Anna se sentou na beira da cama de mogno, sem se incomodar
em pegar o biquíni.
- Olha, Susan. Eu realmente não estou com vontade de sair com aquelas meninas. Não
gosto delas. Nem você vai gostar.
Susan estava vasculhando uma de suas malas.
- E por que não?
- Elas são pavorosas, é por isso.
- Arrá! - Susan pegou um duas-peças preto de frente única Anika Brazil mais conservador e
o segurou no alto em triunfo.
- É sério, Sooz - continuou Anna. - Elas são fúteis. E umas piranhas.
- Parecem com metade das pessoas com quem fomos criadas - disse Susan enquanto tirava
os jeans Seven.
- Isso não é verdade e você sabe disso.
- Ah, qual é. Quer dizer, eu sei que uma garota perfeita como você tem padrões elevados,
mas pega leve um pouco. Vamos curtir a piscina, não vamos nos casar.
- É que eu estava preocupada com você, Sooz - disse Anna. - Tem um bar lá.
Continuo dizendo que eu estou bem. Limpa e sóbria,
andando certinho na linha, meritíssimo.
- Mas se a reabilitação te ajuda ...
- Olha, eu sou filha de Jane Percy- disse Susan alegremente. - Posso cuidar de mim mesma.
- Ela deu um abraço rápido em Anna. - Vamos. Não fique chateada. Você é
a única pessoa que eu amo nesse mundo sujo, Anna.
- Idem - disse Anna, retribuindo o abraço da irmã.
- Tudo bem. Chega de rasgação de seda. - Susan vestiu a frente-única. - Felizmente
qualquer peso que eu ganhe acima da cintura vai para os meus peitos. Como estou? Ótima,
ne?
Susan estava mesmo incrível. Incrível demais para ser seqüestrada da piscina por uma irmã
mais nova superprotetora.
Quando Anna e Susan chegaram na piscina, uma lua crescente tinha se erguido acima do
hotel e um leve manto de vapor cobria a piscina aquecida.
Elas encontraram quatro espreguiçadeiras desocupadas - elas puderam escolher, porque a
maior parte da área bem iluminada da piscina estava deserta, a não ser pelo barlrestaurante
ao ar livre na parede distante. Imediatamente um garçom estava ao lado delas.
- Boa noite. Posso trazer alguma coisa para as senhoritas?

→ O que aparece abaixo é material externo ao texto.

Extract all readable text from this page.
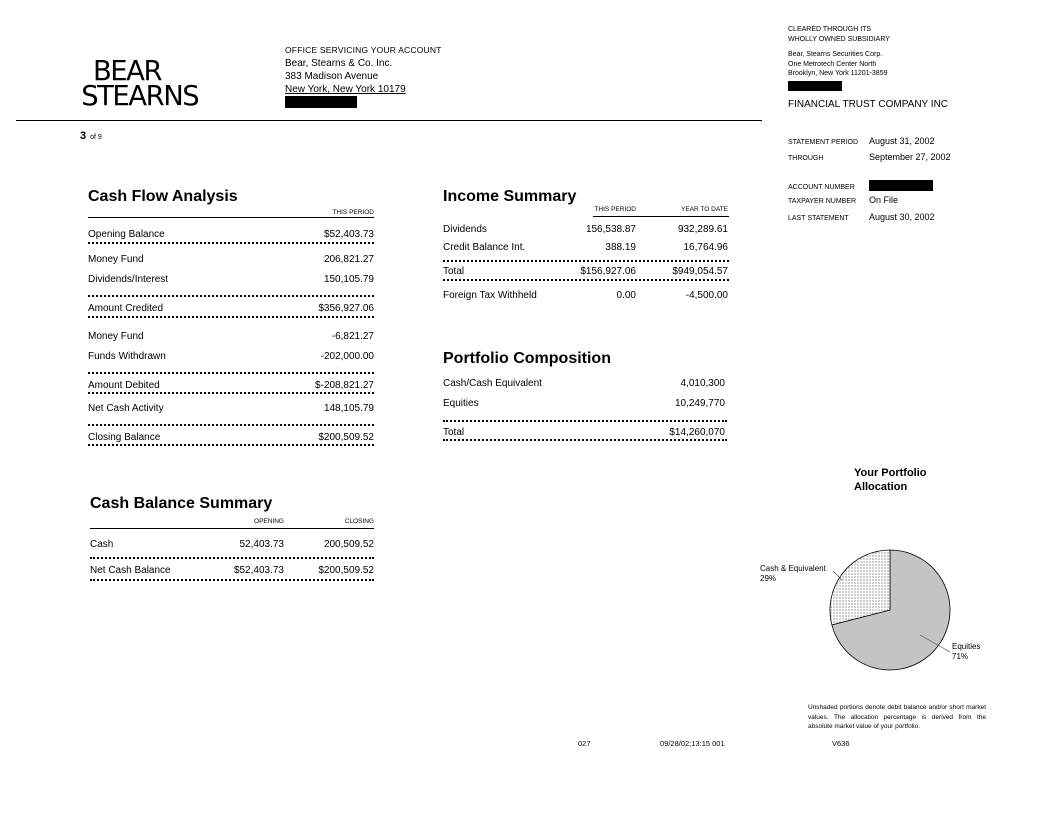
BEAR
STEARNS
OFFICE SERVICING YOUR ACCOUNT
Bear, Stearns & Co. Inc.
383 Madison Avenue
New York, New York 10179
3 of 9
CLEARED THROUGH ITS
WHOLLY OWNED SUBSIDIARY
Bear, Stearns Securities Corp.
One Metrotech Center North
Brooklyn, New York 11201-3859
FINANCIAL TRUST COMPANY INC
STATEMENT PERIOD August 31, 2002
THROUGH	September 27, 2002
ACCOUNT NUMBER
TAXPAYER NUMBER On File
LAST STATEMENT August 30, 2002
Cash Flow Analysis
THIS PERIOD
Opening Balance	$52,403.73
Money Fund	206,821.27
Dividends/Interest	150,105.79
Amount Credited	$356,927.06
Money Fund	-6,821.27
Funds Withdrawn	-202,000.00
Amount Debited	$-208,821.27
Net Cash Activity	148,105.79
Closing Balance	$200,509.52
Cash Balance Summary
OPENING	CLOSING
Cash	52,403.73	200,509.52
Net Cash Balance	$52,403.73	$200,509.52
Income Summary
THIS PERIOD	YEAR TO DATE
Dividends	156,538.87	932,289.61
Credit Balance Int.	388.19	16,764.96
Total	$156,927.06	$949,054.57
Foreign Tax Withheld	0.00	-4,500.00
Portfolio Composition
Cash/Cash Equivalent	4,010,300
Equities	10,249,770
Total	$14,260,070
Your Portfolio
Allocation
Cash & Equivalent
29%
Equities
71%
Unshaded portions denote debit balance and/or short market values. The allocation percentage is derived from the absolute market value of your portfolio.
027	09/28/02;13:15 001	V636
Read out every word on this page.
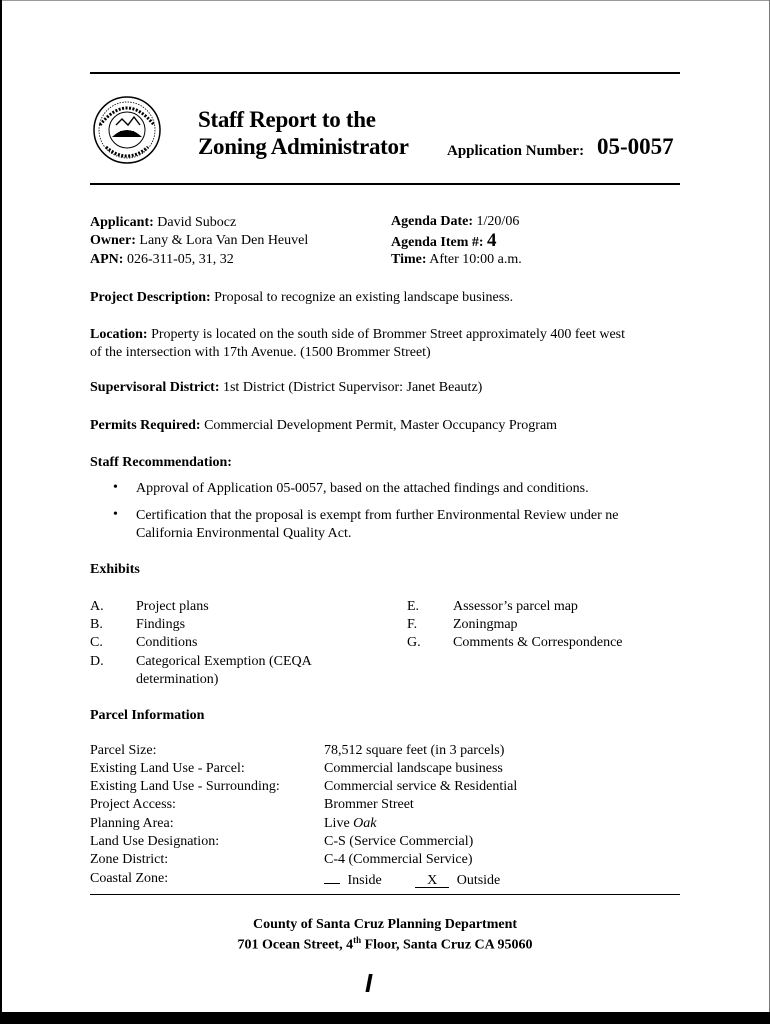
Staff Report to the
Zoning Administrator	Application Number: 05-0057
Applicant: David Subocz
Owner: Lany & Lora Van Den Heuvel
APN: 026-311-05, 31, 32
Agenda Date: 1/20/06
Agenda Item #: 4
Time: After 10:00 a.m.
Project Description: Proposal to recognize an existing landscape business.
Location: Property is located on the south side of Brommer Street approximately 400 feet west
of the intersection with 17th Avenue. (1500 Brommer Street)
Supervisoral District: 1st District (District Supervisor: Janet Beautz)
Permits Required: Commercial Development Permit, Master Occupancy Program
Staff Recommendation:
• Approval of Application 05-0057, based on the attached findings and conditions.
• Certification that the proposal is exempt from further Environmental Review under ne
California Environmental Quality Act.
Exhibits
A. Project plans
B. Findings
C. Conditions
D. Categorical Exemption (CEQA
determination)
E. Assessor’s parcel map
F.	Zoningmap
G. Comments & Correspondence
Parcel Information
Parcel Size:	78,512 square feet (in 3 parcels)
Existing Land Use - Parcel:	Commercial landscape business
Existing Land Use - Surrounding:	Commercial service & Residential
Project Access:	Brommer Street
Planning Area:	Live Oak
Land Use Designation:	C-S (Service Commercial)
Zone District:	C-4 (Commercial Service)
Coastal Zone:	Inside	X Outside
County of Santa Cruz Planning Department
701 Ocean Street, 4th Floor, Santa Cruz CA 95060
I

- Rum e Coca - pediu Susan.
Anna ficou lívida.
- Brincadeirinha - acrescentou Susan rapidamente, revirando os olhos. - Suspende o rum.
- Uma garrafa de Evian, obrigada - disse Anna ao garçom.
- Ah, assim é bem melhor. - Susan se esticou agradecida enquanto o garçom ia pegar as
bebidas. - Sem neve. Sem banheiros para limpar. Sem terapeuta bundão me dizendo como
eu sou uma ferrada por causa da origem da minha família mas que isso não importava,
porque eu agora tenho uma oportunidade de assumir o controle da minha vida.
- Ele dizia isso mesmo?
- Ele era ela, e que droga, dizia, sim. Um monte de baboseiras. Ah, meu Deus, Anna, olha
lá. - Susan apontou o queixo para o outro lado da piscina, onde dois homens de
boa aparência conversavam em seus celulares. Pratos de sushi intocados estavam na mesa
entre eles.
- O que é que tem? - perguntou Anna.
- De que planeta você veio? São Alex Souter e Noah
Monahan.
- Quem são eles?
- Você não viu o Oscar? Eles ganharam por melhor roteiro juntos. E Alex, o mais alto de
cabelo escuro, estava estreando num filme de ação de Natal ... esqueci o nome. Está se
revelando. Noah, o louro, está virando produtor.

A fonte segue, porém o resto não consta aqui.